Mercato finito da pochi giorni, ma presunti esperti e giornalisti non mollano la presa, pensano tutti al futuro sognando scoop a sensazione. Riguardo la Juventus Enzo Bucchioni, direttore di QS la pensa così:

“Il punto fermo è Vucinic, Giovinco non è mai sembrato all’altezza, la coppia Jovetic-Vucinic, dolce Montenegro, sulla carta potrebbe fare grandissime cose. Jovetic però costa molto. La Fiorentina lo valuta 40 milioni di euro, la cifra offerta l’anno scorso dal Manchester City e rifiutata da Andrea Della Valle. L’estate prossima, però, con questa cifra Jovetic lascerà Firenze. Chi è disposto a spendere tanto? La Juve no e questo è il problema”.

La conclusione quindi è che Stevan Jovetic costa troppo e la Juve non è disposta a spendere quelle cifre, o meglio, Marotta preferisce spendere la cifra totale in cambio di un’ammucchiata di comprimari inutili e ipervalutati. Tra l’altro Jovetic non è che stia facendo sfracelli, forse disturbato da una situazione non chiara, forse o anche perché si sa che la sua è patria di geni calcistici che fanno dell’incostanza di rendimento una loro prerogativa. In pratica, vale la pena svenarsi?

E allora salta fuori una caterva di alternative: si va da Muriel, bianconero di Udine che gli “amici” Pozzo non vedono l’ora di ammollare alla Juve in cambio di assegni sostanziosi e/o contropartite assortite (più difficile). Poi c’è quel Suarez che dice di voler restare a Liverpool (squadra in decadenza che non farà la Champions) ma che sembra essere inviso ai compagni che l’hanno isolato perfino nei festeggiamenti dei gol (e allora che si fa, ci prendiamo un piantagrane?).

Si passa da Osvaldo, altro tipetto dal caratterino difficile che con Conte finirebbe a cazzotti dopo tre giorni (però ci sa fare col pallone, niente da dire) per arrivare addirittura ad Ibrahimovic, il massimo della bufala per diversi motivi: l’età, il carattere (e tre), lo stipendio cui non rinuncerebbe mai e poi mai (e nemmeno Raiola per evidenti motivi), la totale mancanza di spirito di squadra e l’inadeguatezza ai movimenti che il tecnico pretende in campo (e pure fuori). Tutte cose che nel caso dello svedese i media non prendono in considerazione perché non ci arrivano proprio o perché se ne fregano, l’importante è far notizia.

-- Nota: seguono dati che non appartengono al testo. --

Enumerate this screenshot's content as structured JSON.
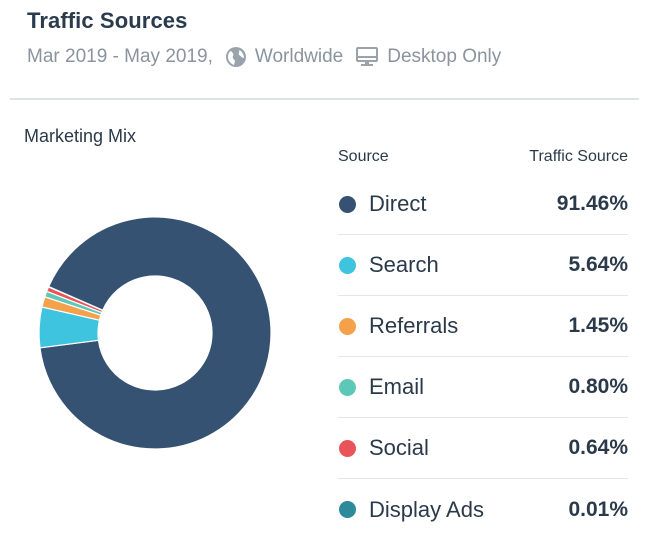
{
  "header": {
    "title": "Traffic Sources",
    "date_range": "Mar 2019 - May 2019,",
    "region": "Worldwide",
    "device": "Desktop Only",
    "region_icon": "globe-icon",
    "device_icon": "desktop-monitor-icon"
  },
  "chart_data": {
    "type": "pie",
    "title": "Marketing Mix",
    "subtype": "donut",
    "column_headers": {
      "source": "Source",
      "value": "Traffic Source"
    },
    "categories": [
      "Direct",
      "Search",
      "Referrals",
      "Email",
      "Social",
      "Display Ads"
    ],
    "values": [
      91.46,
      5.64,
      1.45,
      0.8,
      0.64,
      0.01
    ],
    "value_labels": [
      "91.46%",
      "5.64%",
      "1.45%",
      "0.80%",
      "0.64%",
      "0.01%"
    ],
    "colors": [
      "#355272",
      "#3ec4de",
      "#f5a04b",
      "#5ec8b8",
      "#e8545a",
      "#2c8a9a"
    ],
    "unit": "%"
  }
}
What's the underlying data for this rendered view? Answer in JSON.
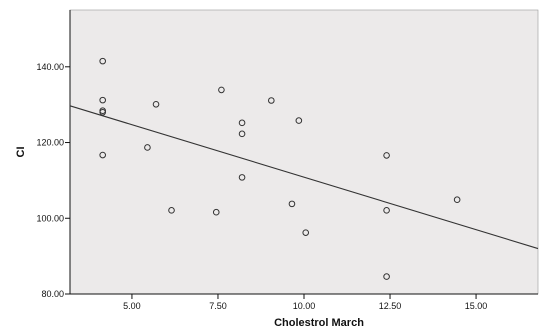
{
  "chart_data": {
    "type": "scatter",
    "title": "",
    "xlabel": "Cholestrol March",
    "ylabel": "CI",
    "xlim": [
      3.2,
      16.8
    ],
    "ylim": [
      80,
      155
    ],
    "x_ticks": [
      5,
      7.5,
      10,
      12.5,
      15
    ],
    "x_tick_labels": [
      "5.00",
      "7.50",
      "10.00",
      "12.50",
      "15.00"
    ],
    "y_ticks": [
      80,
      100,
      120,
      140
    ],
    "y_tick_labels": [
      "80.00",
      "100.00",
      "120.00",
      "140.00"
    ],
    "points": [
      {
        "x": 4.15,
        "y": 141.5
      },
      {
        "x": 4.15,
        "y": 131.2
      },
      {
        "x": 4.15,
        "y": 128.4
      },
      {
        "x": 4.15,
        "y": 128.0
      },
      {
        "x": 4.15,
        "y": 116.7
      },
      {
        "x": 5.45,
        "y": 118.7
      },
      {
        "x": 5.7,
        "y": 130.1
      },
      {
        "x": 6.15,
        "y": 102.1
      },
      {
        "x": 7.45,
        "y": 101.6
      },
      {
        "x": 7.6,
        "y": 133.9
      },
      {
        "x": 8.2,
        "y": 125.2
      },
      {
        "x": 8.2,
        "y": 122.3
      },
      {
        "x": 8.2,
        "y": 110.8
      },
      {
        "x": 9.05,
        "y": 131.1
      },
      {
        "x": 9.65,
        "y": 103.8
      },
      {
        "x": 9.85,
        "y": 125.8
      },
      {
        "x": 10.05,
        "y": 96.2
      },
      {
        "x": 12.4,
        "y": 116.6
      },
      {
        "x": 12.4,
        "y": 102.1
      },
      {
        "x": 12.4,
        "y": 84.6
      },
      {
        "x": 14.45,
        "y": 104.9
      }
    ],
    "fit_line": {
      "x": [
        3.2,
        16.8
      ],
      "y": [
        129.7,
        92.0
      ]
    },
    "grid": false,
    "legend": "none",
    "colors": {
      "plot_background": "#eceaea",
      "point_stroke": "#333333",
      "line": "#333333",
      "axis": "#111111"
    }
  }
}
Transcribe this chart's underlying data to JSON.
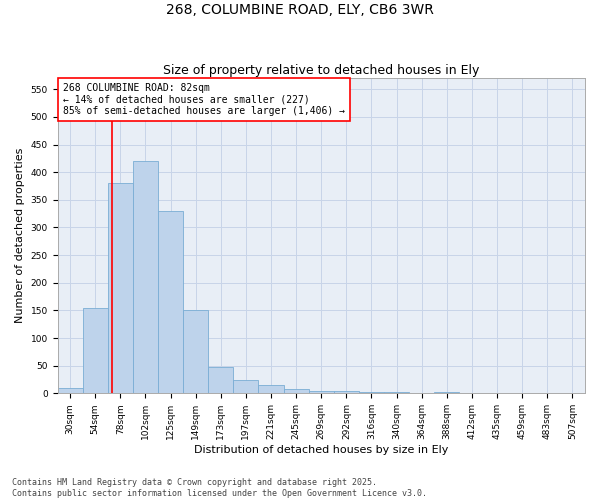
{
  "title1": "268, COLUMBINE ROAD, ELY, CB6 3WR",
  "title2": "Size of property relative to detached houses in Ely",
  "xlabel": "Distribution of detached houses by size in Ely",
  "ylabel": "Number of detached properties",
  "bins": [
    "30sqm",
    "54sqm",
    "78sqm",
    "102sqm",
    "125sqm",
    "149sqm",
    "173sqm",
    "197sqm",
    "221sqm",
    "245sqm",
    "269sqm",
    "292sqm",
    "316sqm",
    "340sqm",
    "364sqm",
    "388sqm",
    "412sqm",
    "435sqm",
    "459sqm",
    "483sqm",
    "507sqm"
  ],
  "bar_values": [
    10,
    155,
    380,
    420,
    330,
    150,
    47,
    25,
    15,
    8,
    5,
    4,
    3,
    2,
    0,
    2,
    0,
    1,
    0,
    1,
    1
  ],
  "bar_color": "#bed3eb",
  "bar_edge_color": "#7aadd4",
  "grid_color": "#c8d4e8",
  "background_color": "#e8eef6",
  "vline_color": "red",
  "annotation_text": "268 COLUMBINE ROAD: 82sqm\n← 14% of detached houses are smaller (227)\n85% of semi-detached houses are larger (1,406) →",
  "annotation_box_color": "white",
  "annotation_box_edge_color": "red",
  "ylim": [
    0,
    570
  ],
  "yticks": [
    0,
    50,
    100,
    150,
    200,
    250,
    300,
    350,
    400,
    450,
    500,
    550
  ],
  "footnote": "Contains HM Land Registry data © Crown copyright and database right 2025.\nContains public sector information licensed under the Open Government Licence v3.0.",
  "title_fontsize": 10,
  "subtitle_fontsize": 9,
  "tick_fontsize": 6.5,
  "ylabel_fontsize": 8,
  "xlabel_fontsize": 8,
  "annotation_fontsize": 7,
  "footnote_fontsize": 6
}
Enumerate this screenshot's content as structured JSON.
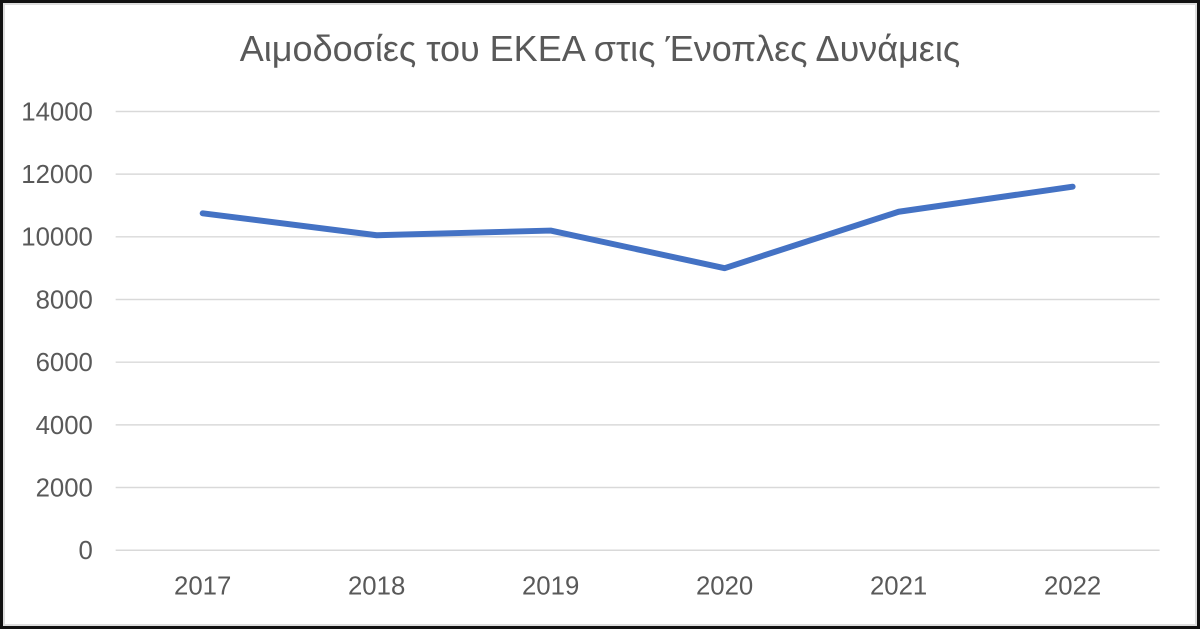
{
  "window": {
    "background_color": "#ffffff",
    "border_color": "#111111"
  },
  "chart_data": {
    "type": "line",
    "title": "Αιμοδοσίες του ΕΚΕΑ στις Ένοπλες Δυνάμεις",
    "categories": [
      "2017",
      "2018",
      "2019",
      "2020",
      "2021",
      "2022"
    ],
    "values": [
      10750,
      10050,
      10200,
      9000,
      10800,
      11600
    ],
    "xlabel": "",
    "ylabel": "",
    "ylim": [
      0,
      14000
    ],
    "y_ticks": [
      0,
      2000,
      4000,
      6000,
      8000,
      10000,
      12000,
      14000
    ],
    "grid": "horizontal",
    "legend": "none",
    "line_color": "#4472C4",
    "line_width": 6,
    "gridline_color": "#D9D9D9",
    "tick_label_color": "#595959",
    "title_color": "#595959"
  }
}
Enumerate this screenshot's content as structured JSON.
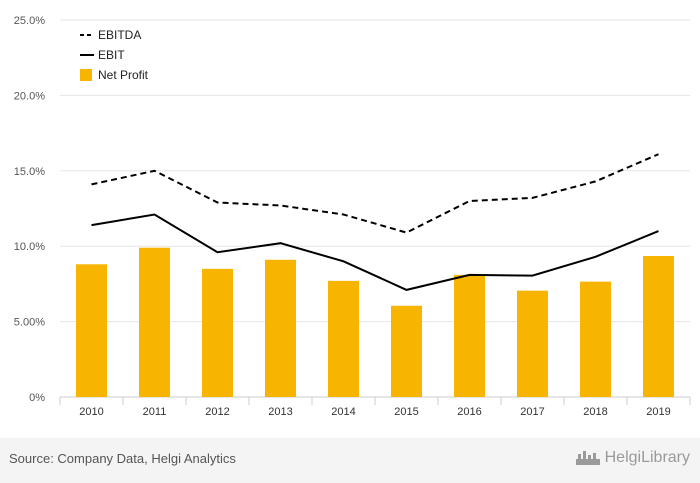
{
  "chart_data": {
    "type": "bar+line",
    "categories": [
      "2010",
      "2011",
      "2012",
      "2013",
      "2014",
      "2015",
      "2016",
      "2017",
      "2018",
      "2019"
    ],
    "series": [
      {
        "name": "EBITDA",
        "type": "line",
        "style": "dashed",
        "color": "#000000",
        "values": [
          14.1,
          15.0,
          12.9,
          12.7,
          12.1,
          10.9,
          13.0,
          13.2,
          14.3,
          16.1
        ]
      },
      {
        "name": "EBIT",
        "type": "line",
        "style": "solid",
        "color": "#000000",
        "values": [
          11.4,
          12.1,
          9.6,
          10.2,
          9.0,
          7.1,
          8.1,
          8.05,
          9.3,
          11.0
        ]
      },
      {
        "name": "Net Profit",
        "type": "bar",
        "color": "#f7b400",
        "values": [
          8.8,
          9.9,
          8.5,
          9.1,
          7.7,
          6.05,
          8.1,
          7.05,
          7.65,
          9.35
        ]
      }
    ],
    "yticks": [
      "0%",
      "5.00%",
      "10.0%",
      "15.0%",
      "20.0%",
      "25.0%"
    ],
    "ytick_values": [
      0,
      5,
      10,
      15,
      20,
      25
    ],
    "ylim": [
      0,
      25
    ],
    "grid": true,
    "legend_position": "top-left"
  },
  "footer": {
    "source": "Source: Company Data, Helgi Analytics",
    "brand": "HelgiLibrary"
  },
  "colors": {
    "bar": "#f7b400",
    "grid": "#e6e6e6",
    "axis": "#cccccc"
  }
}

Poi ci sarebbero già altri nomi tipo Lewandoski, che invece ha già fatto sapere di voler andare in Premier, Sanchez, Villa e altri ancora che non vale nemmeno la pena di citare.
Da qui alla prossima estate salteranno fuori altri papabili e i vari Quagliarella, Matri e Giovinco verranno citati quali merce di scambio, il che certo non giova alla loro tranquillità attuale.
Per i tifosi sarebbe meglio concentrarsi sui risultati di oggi e di domani, lasciando le chiacchiere a chi deve parlare del dopodomani per mestiere.